Here is a most interesting “Friday Flashback”.
In this article from 2007, author Jacob Wheeler discusses the Academy of Nutrition and Dietetics (or the American Dietetic Association, as it was known at the time) and its sponsors.
This piece is more evidence that these Big Food ties drag the Registered Dietitian credential through the mud; as long as these partnerships are in place, we can only expect the entire dietitian community — even those of us who do not agree with them — to be (rightfully) seen as pawns of the food industry.
We don’t understand how the Academy can express so much concern about the RD credential not being taken seriously all while publicly expressing its pride in having Coca-Cola, PepsiCo, and McDonald’s as its partners.
We were very intrigued by this tidbit:
“One of those sponsors, the pharmaceutical giant GlaxoSmithKline (GSK), recently released Alli, the first over-the-counter diet pill to gain approval from the Food & Drug Administration and promoted at the Food & Nutrition Conference & Expo. GSK launched a “Meet Alli” tour last year in malls nationwide, where dietitians offered consultation and free Alli pills for six months to weight-conscious shoppers.”

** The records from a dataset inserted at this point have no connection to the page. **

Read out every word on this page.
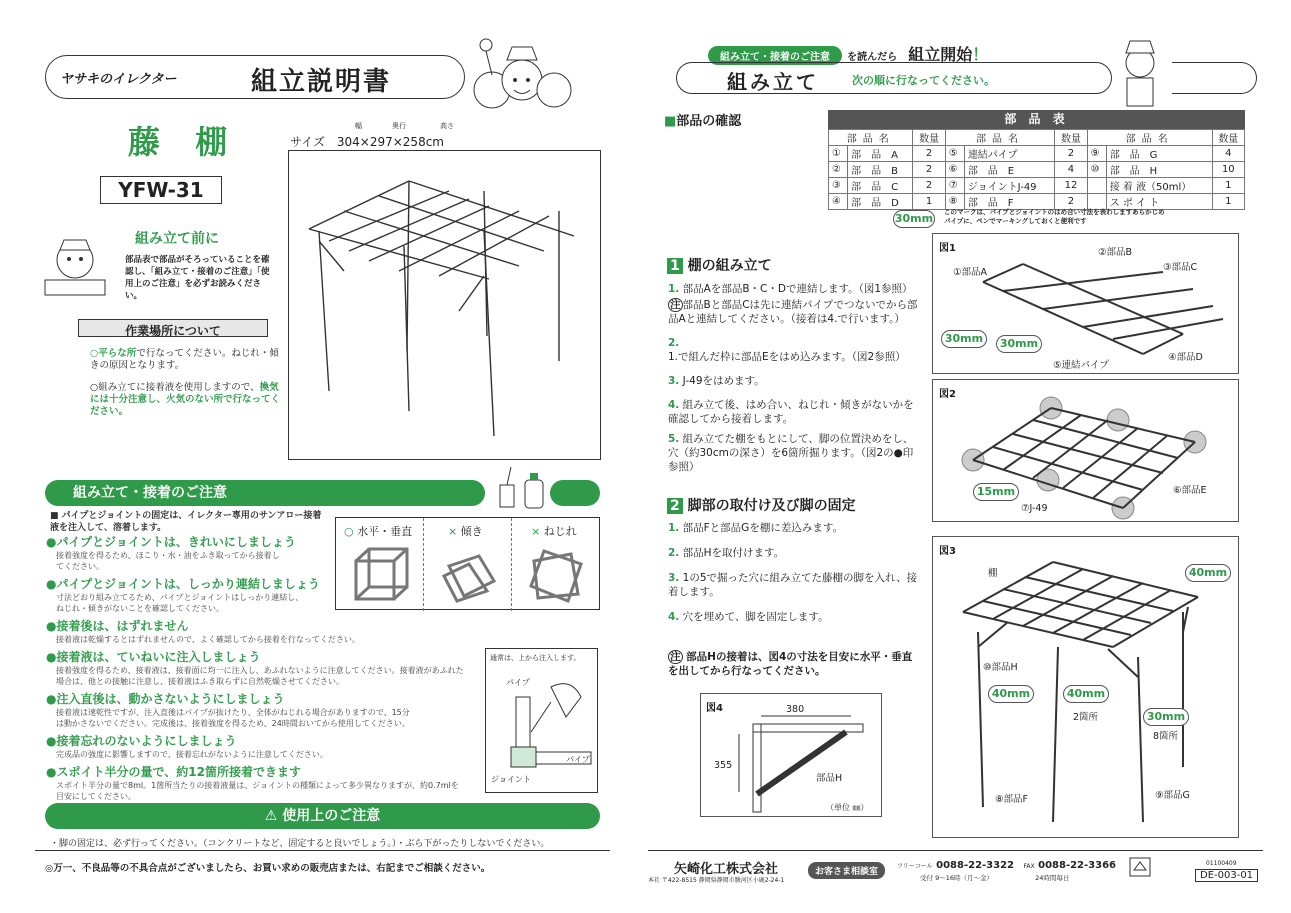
ヤサキのイレクター	組立説明書
藤 棚
YFW-31
サイズ 304×297×258cm
幅	奥行	高さ
組み立て前に
部品表で部品がそろっていることを確認し、「組み立て・接着のご注意」「使用上のご注意」を必ずお読みください。
作業場所について
○平らな所で行なってください。ねじれ・傾きの原因となります。
○組み立てに接着液を使用しますので、換気には十分注意し、火気のない所で行なってください。
組み立て・接着のご注意
■ パイプとジョイントの固定は、イレクター専用のサンアロー接着液を注入して、溶着します。
●パイプとジョイントは、きれいにしましょう
接着強度を得るため、ほこり・水・油をふき取ってから接着してください。
●パイプとジョイントは、しっかり連結しましょう
寸法どおり組み立てるため、パイプとジョイントはしっかり連結し、ねじれ・傾きがないことを確認してください。
●接着後は、はずれません
接着液は乾燥するとはずれませんので、よく確認してから接着を行なってください。
●接着液は、ていねいに注入しましょう
接着強度を得るため、接着液は、接着面に均一に注入し、あふれないように注意してください。接着液があふれた場合は、他との接触に注意し、接着液はふき取らずに自然乾燥させてください。
●注入直後は、動かさないようにしましょう
接着液は速乾性ですが、注入直後はパイプが抜けたり、全体がねじれる場合がありますので、15分は動かさないでください。完成後は、接着強度を得るため、24時間おいてから使用してください。
●接着忘れのないようにしましょう
完成品の強度に影響しますので、接着忘れがないように注意してください。
●スポイト半分の量で、約12箇所接着できます
スポイト半分の量で8ml。1箇所当たりの接着液量は、ジョイントの種類によって多少異なりますが、約0.7mlを目安にしてください。
○ 水平・垂直	× 傾き	× ねじれ
通常は、上から注入します。
パイプ
パイプ
ジョイント
⚠ 使用上のご注意
・脚の固定は、必ず行ってください。（コンクリートなど、固定すると良いでしょう。）・ぶら下がったりしないでください。
◎万一、不良品等の不具合点がございましたら、お買い求めの販売店または、右記までご相談ください。
組み立て・接着のご注意 を読んだら 組立開始！
組み立て	次の順に行なってください。
■部品の確認	部 品 表
部品名		数量	部品名		数量	部品名		数量
①	部　品　A	2	⑤	連結パイプ	2	⑨	部　品　G	4
②	部　品　B	2	⑥	部　品　E	4	⑩	部　品　H	10
③	部　品　C	2	⑦	ジョイントJ-49	12		接 着 液（50ml）	1
④	部　品　D	1	⑧	部　品　F	2		ス ポ イ ト	1
30mm このマークは、パイプとジョイントのはめ合い寸法を表わしますあらかじめパイプに、ペンでマーキングしておくと便利です
1 棚の組み立て
1. 部品Aを部品B・C・Dで連結します。（図1参照）
注 部品Bと部品Cは先に連結パイプでつないでから部品Aと連結してください。（接着は4.で行います。）
2. 1.で組んだ枠に部品Eをはめ込みます。（図2参照）
3. J-49をはめます。
4. 組み立て後、はめ合い、ねじれ・傾きがないかを確認してから接着します。
5. 組み立てた棚をもとにして、脚の位置決めをし、穴（約30cmの深さ）を6箇所掘ります。（図2の●印参照）
2 脚部の取付け及び脚の固定
1. 部品Fと部品Gを棚に差込みます。
2. 部品Hを取付けます。
3. 1の5で掘った穴に組み立てた藤棚の脚を入れ、接着します。
4. 穴を埋めて、脚を固定します。
注 部品Hの接着は、図4の寸法を目安に水平・垂直を出してから行なってください。
図4	380
355
部品H
（単位 ㎜）
図1
①部品A
②部品B
③部品C
④部品D
⑤連結パイプ
30mm	30mm
図2
⑥部品E
⑦J-49
15mm
図3
棚
⑩部品H
2箇所
8箇所
⑧部品F	⑨部品G
40mm
40mm	40mm
30mm
矢崎化工株式会社
本社 〒422-8515 静岡県静岡市駿河区小鹿2-24-1
お客さま相談室
フリーコール 0088-22-3322 FAX 0088-22-3366
受付 9〜16時（月〜金）	24時間毎日
01100409
DE-003-01
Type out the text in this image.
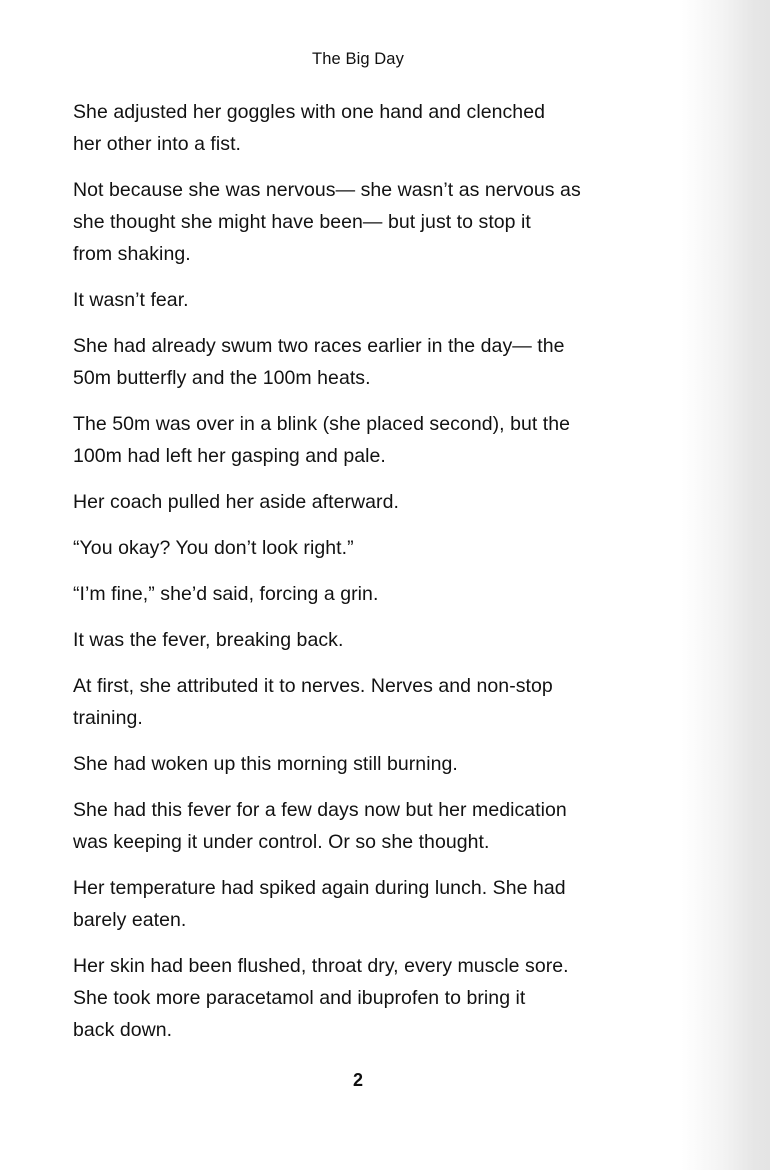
The Big Day
She adjusted her goggles with one hand and clenched
her other into a fist.
Not because she was nervous— she wasn’t as nervous as
she thought she might have been— but just to stop it
from shaking.
It wasn’t fear.
She had already swum two races earlier in the day— the
50m butterfly and the 100m heats.
The 50m was over in a blink (she placed second), but the
100m had left her gasping and pale.
Her coach pulled her aside afterward.
“You okay? You don’t look right.”
“I’m fine,” she’d said, forcing a grin.
It was the fever, breaking back.
At first, she attributed it to nerves. Nerves and non-stop
training.
She had woken up this morning still burning.
She had this fever for a few days now but her medication
was keeping it under control. Or so she thought.
Her temperature had spiked again during lunch. She had
barely eaten.
Her skin had been flushed, throat dry, every muscle sore.
She took more paracetamol and ibuprofen to bring it
back down.
2
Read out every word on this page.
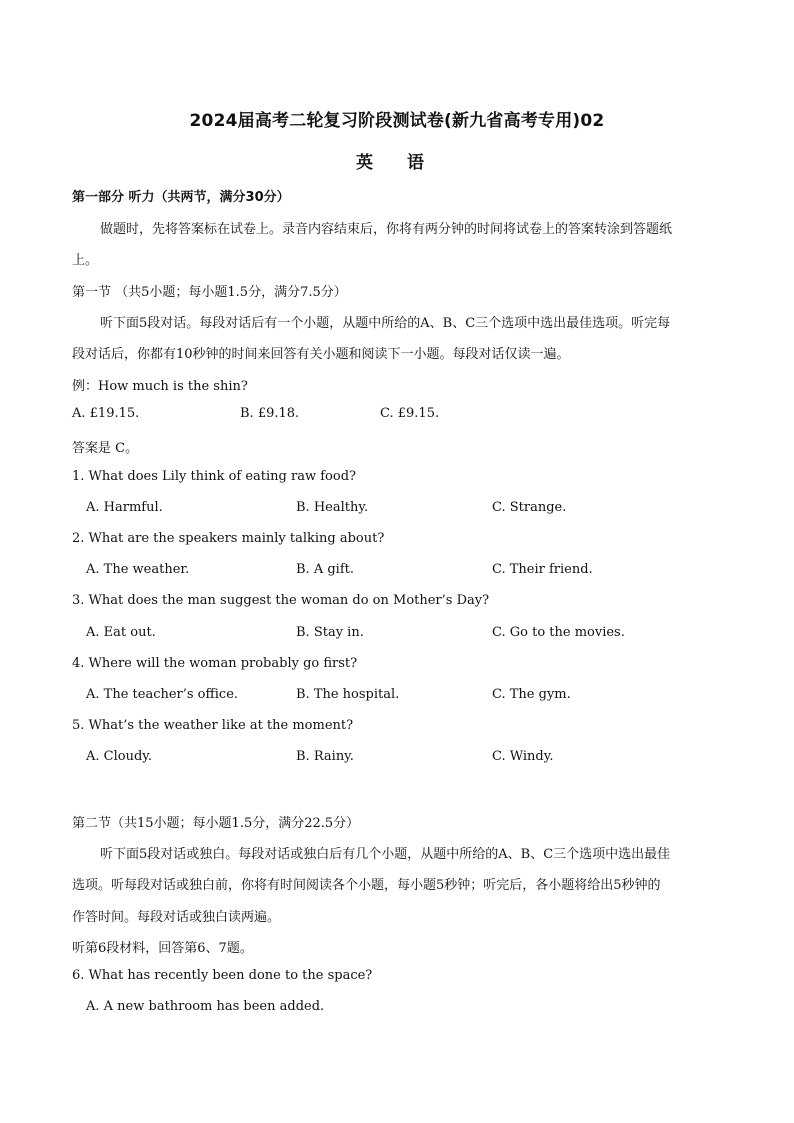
2024届高考二轮复习阶段测试卷(新九省高考专用)02
英 语
第一部分 听力（共两节，满分30分）
做题时，先将答案标在试卷上。录音内容结束后，你将有两分钟的时间将试卷上的答案转涂到答题纸
上。
第一节 （共5小题；每小题1.5分，满分7.5分）
听下面5段对话。每段对话后有一个小题，从题中所给的A、B、C三个选项中选出最佳选项。听完每
段对话后，你都有10秒钟的时间来回答有关小题和阅读下一小题。每段对话仅读一遍。
例：How much is the shin?
A. £19.15.	B. £9.18.	C. £9.15.
答案是 C。
1. What does Lily think of eating raw food?
A. Harmful.	B. Healthy.	C. Strange.
2. What are the speakers mainly talking about?
A. The weather.	B. A gift.	C. Their friend.
3. What does the man suggest the woman do on Mother’s Day?
A. Eat out.	B. Stay in.	C. Go to the movies.
4. Where will the woman probably go first?
A. The teacher’s office.	B. The hospital.	C. The gym.
5. What’s the weather like at the moment?
A. Cloudy.	B. Rainy.	C. Windy.
第二节（共15小题；每小题1.5分，满分22.5分）
听下面5段对话或独白。每段对话或独白后有几个小题，从题中所给的A、B、C三个选项中选出最佳
选项。听每段对话或独白前，你将有时间阅读各个小题，每小题5秒钟；听完后，各小题将给出5秒钟的
作答时间。每段对话或独白读两遍。
听第6段材料，回答第6、7题。
6. What has recently been done to the space?
A. A new bathroom has been added.
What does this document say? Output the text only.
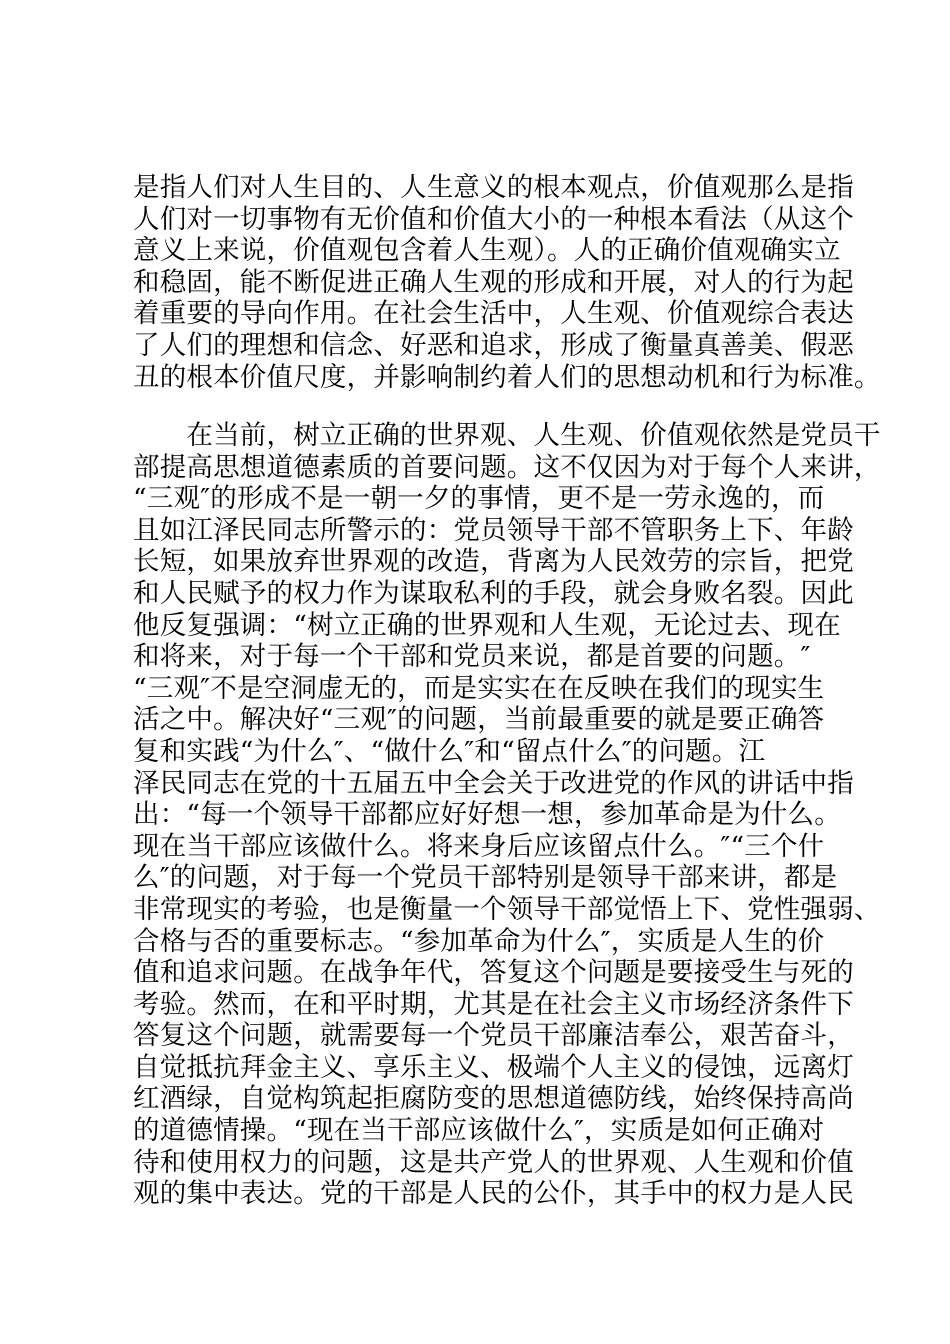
是指人们对人生目的、人生意义的根本观点，价值观那么是指
人们对一切事物有无价值和价值大小的一种根本看法（从这个
意义上来说，价值观包含着人生观）。人的正确价值观确实立
和稳固，能不断促进正确人生观的形成和开展，对人的行为起
着重要的导向作用。在社会生活中，人生观、价值观综合表达
了人们的理想和信念、好恶和追求，形成了衡量真善美、假恶
丑的根本价值尺度，并影响制约着人们的思想动机和行为标准。
　　在当前，树立正确的世界观、人生观、价值观依然是党员干
部提高思想道德素质的首要问题。这不仅因为对于每个人来讲，
“三观″的形成不是一朝一夕的事情，更不是一劳永逸的，而
且如江泽民同志所警示的：党员领导干部不管职务上下、年龄
长短，如果放弃世界观的改造，背离为人民效劳的宗旨，把党
和人民赋予的权力作为谋取私利的手段，就会身败名裂。因此
他反复强调：“树立正确的世界观和人生观，无论过去、现在
和将来，对于每一个干部和党员来说，都是首要的问题。″
“三观″不是空洞虚无的，而是实实在在反映在我们的现实生
活之中。解决好“三观″的问题，当前最重要的就是要正确答
复和实践“为什么″、“做什么″和“留点什么″的问题。江
泽民同志在党的十五届五中全会关于改进党的作风的讲话中指
出：“每一个领导干部都应好好想一想，参加革命是为什么。
现在当干部应该做什么。将来身后应该留点什么。″“三个什
么″的问题，对于每一个党员干部特别是领导干部来讲，都是
非常现实的考验，也是衡量一个领导干部觉悟上下、党性强弱、
合格与否的重要标志。“参加革命为什么″，实质是人生的价
值和追求问题。在战争年代，答复这个问题是要接受生与死的
考验。然而，在和平时期，尤其是在社会主义市场经济条件下
答复这个问题，就需要每一个党员干部廉洁奉公，艰苦奋斗，
自觉抵抗拜金主义、享乐主义、极端个人主义的侵蚀，远离灯
红酒绿，自觉构筑起拒腐防变的思想道德防线，始终保持高尚
的道德情操。“现在当干部应该做什么″，实质是如何正确对
待和使用权力的问题，这是共产党人的世界观、人生观和价值
观的集中表达。党的干部是人民的公仆，其手中的权力是人民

Why was a weight-loss drug promoted at AND’s conference? Here’s a clue:
“Why, then, was a diet pill promoted at the ADA’s annual keynote event when the most important factor in maintaining a healthy lifestyle is to eat right (the ADA’s website, after all, is www.eatright.org)? And how did “the nation’s food and nutrition experts” stray from promoting the fruits, vegetables and whole grains featured on the covers of their books? Could it be related to the more than $10,000 that GSK contributed to ADA as a corporate sponsor within the last year?”
The fact that absolutely nothing has changed in six years shows a troubling degree of denialism from the vast majority of the Academy of Nutrition and Dietetics’ executive leadership (there are a few individuals in there advocating for systemic changes, but they face a steep uphill battle).
We once again ask — what, exactly, has come out of all this “sitting at the table” with the food industry? It seems to us that any positive changes in the realm of public health nutrition can be attributed to policy-based initiatives which the food industry has had zero say in.